Но он-то знал. Знал теперь, кто он таков.
Еще несколько минут – стоивших недели добровольного заточения – Мейзель постоял у колоннады Медико-хирургической академии и, с трудом подавив желание броситься в Фонтанку, потянул на себя громадную дверь, ожидая улюлюканья, свиста, бойкота, темной, наконец. Но его встретили гулом – сперва ошеломленным, потом ликующим. Мейзель, господа, смотрите-ка! Это же Мейзель! Григорий Иванович! Гришка, вот черт! Его затискали, захлопали по плечам, хотели даже качать – мы вас, любезный, похоронили давно, а вы воистину смертию смерть поправ! Растерявшийся Мейзель по-совиному жмурил глаза, бормотал невнятное и все рыскал взглядом среди сюртуков, ждал появления Мудрова, который из деликатности только, должно быть, ничего никому не сказал, не захотел осрамить покойного студиозуса. Но воскресшего точно не пожалеет.
Да и за что жалеть?
Вот, полюбуйтесь – се не-человек, позорно бросивший умирать своего товарища. Коллегу. Врача. Позабывший про умирающих же пациентов.

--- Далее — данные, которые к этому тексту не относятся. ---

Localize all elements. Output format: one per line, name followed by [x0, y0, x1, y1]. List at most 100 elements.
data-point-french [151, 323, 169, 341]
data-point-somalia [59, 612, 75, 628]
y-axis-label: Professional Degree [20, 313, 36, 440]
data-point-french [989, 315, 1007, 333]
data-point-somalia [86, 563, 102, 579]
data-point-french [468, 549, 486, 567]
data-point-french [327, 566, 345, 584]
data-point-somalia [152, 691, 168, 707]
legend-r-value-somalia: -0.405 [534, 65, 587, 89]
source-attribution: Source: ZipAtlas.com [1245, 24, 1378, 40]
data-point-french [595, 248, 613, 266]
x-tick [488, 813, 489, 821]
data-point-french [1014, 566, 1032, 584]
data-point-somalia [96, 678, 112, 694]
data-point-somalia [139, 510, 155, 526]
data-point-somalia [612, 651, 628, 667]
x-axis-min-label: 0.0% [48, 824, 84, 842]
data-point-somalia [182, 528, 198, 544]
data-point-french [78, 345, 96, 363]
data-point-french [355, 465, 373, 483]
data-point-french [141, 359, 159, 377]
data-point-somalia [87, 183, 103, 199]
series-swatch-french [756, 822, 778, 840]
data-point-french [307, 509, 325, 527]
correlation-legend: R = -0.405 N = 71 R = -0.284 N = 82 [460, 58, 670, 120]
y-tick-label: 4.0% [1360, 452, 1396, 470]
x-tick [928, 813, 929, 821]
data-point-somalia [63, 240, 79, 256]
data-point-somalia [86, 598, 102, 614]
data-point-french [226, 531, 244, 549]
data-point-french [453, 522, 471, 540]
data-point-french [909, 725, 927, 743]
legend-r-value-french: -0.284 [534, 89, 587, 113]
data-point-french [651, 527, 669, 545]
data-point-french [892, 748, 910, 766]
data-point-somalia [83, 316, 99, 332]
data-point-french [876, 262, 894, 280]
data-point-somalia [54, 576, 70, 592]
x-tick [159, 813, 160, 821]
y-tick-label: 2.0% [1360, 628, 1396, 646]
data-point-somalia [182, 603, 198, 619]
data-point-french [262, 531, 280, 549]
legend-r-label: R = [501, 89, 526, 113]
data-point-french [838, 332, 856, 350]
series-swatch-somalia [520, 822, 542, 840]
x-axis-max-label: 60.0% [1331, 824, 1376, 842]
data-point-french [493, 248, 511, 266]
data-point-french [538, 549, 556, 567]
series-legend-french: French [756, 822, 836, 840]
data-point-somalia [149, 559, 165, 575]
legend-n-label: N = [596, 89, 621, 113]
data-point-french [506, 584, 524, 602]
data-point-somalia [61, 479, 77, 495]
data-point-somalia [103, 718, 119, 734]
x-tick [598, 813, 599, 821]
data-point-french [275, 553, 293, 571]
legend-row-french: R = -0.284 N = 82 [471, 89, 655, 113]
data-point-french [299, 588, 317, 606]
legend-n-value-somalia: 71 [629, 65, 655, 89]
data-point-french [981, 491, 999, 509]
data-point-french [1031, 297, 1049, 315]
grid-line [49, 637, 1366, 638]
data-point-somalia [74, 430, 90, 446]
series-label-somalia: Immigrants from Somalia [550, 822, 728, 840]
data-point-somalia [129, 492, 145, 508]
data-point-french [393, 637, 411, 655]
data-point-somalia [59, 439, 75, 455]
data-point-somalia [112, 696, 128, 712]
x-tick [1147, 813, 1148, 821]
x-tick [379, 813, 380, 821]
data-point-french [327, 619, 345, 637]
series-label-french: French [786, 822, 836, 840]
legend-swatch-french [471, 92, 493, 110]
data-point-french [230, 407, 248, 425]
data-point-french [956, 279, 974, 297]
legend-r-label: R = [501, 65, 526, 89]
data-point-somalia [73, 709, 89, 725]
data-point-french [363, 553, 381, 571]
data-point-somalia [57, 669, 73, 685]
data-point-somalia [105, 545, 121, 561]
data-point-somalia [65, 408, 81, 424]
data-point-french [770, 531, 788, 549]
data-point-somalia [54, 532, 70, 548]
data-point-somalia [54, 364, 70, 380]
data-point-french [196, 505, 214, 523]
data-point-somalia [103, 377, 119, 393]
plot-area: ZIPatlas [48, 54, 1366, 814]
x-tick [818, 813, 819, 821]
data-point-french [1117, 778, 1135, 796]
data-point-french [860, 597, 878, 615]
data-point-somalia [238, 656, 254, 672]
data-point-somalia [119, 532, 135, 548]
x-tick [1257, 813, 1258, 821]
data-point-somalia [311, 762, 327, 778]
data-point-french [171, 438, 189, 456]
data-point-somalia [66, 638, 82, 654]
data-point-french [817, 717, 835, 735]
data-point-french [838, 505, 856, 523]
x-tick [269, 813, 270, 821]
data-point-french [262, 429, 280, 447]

Мейзель не выдержал, невежливо перебил профессора, завернувшего восторженную речь про долгожданное отступление холеры и чудесное спасение государя, который одним манием царственной длани на Сенной…
А где Матвей Яковлевич Мудров, позвольте узнать? Неужели отбыл в Москву?
Профессор замолчал, будто сломался. Стало очень тихо. Только стучало и прыгало сердце то в ушах Мейзеля, то в его же груди.
8 июля 1831 года.
Заразился и умер от холеры.
Похоронен на холерном кладбище на Выборгской стороне. На углу Чугунной и Арсенальной. Сразу за церковью Святого Самсона. Знаете, где это? Куликово поле бывшее.
Да, Мейзель знал.
“Под сим камнем погребено тело раба Божия Матвея Яковлевича Мудрова, старшего члена Медицинского Совета центральной холерной комиссии, доктора, профессора и директора Клинического института Московского университета, действительного статского советника и разных орденов кавалера, окончившего земное поприще свое после долговременного служения человечеству на христианском подвиге подавания помощи зараженным холерой в Петербурге и падшего от оной жертвой своего усердия”.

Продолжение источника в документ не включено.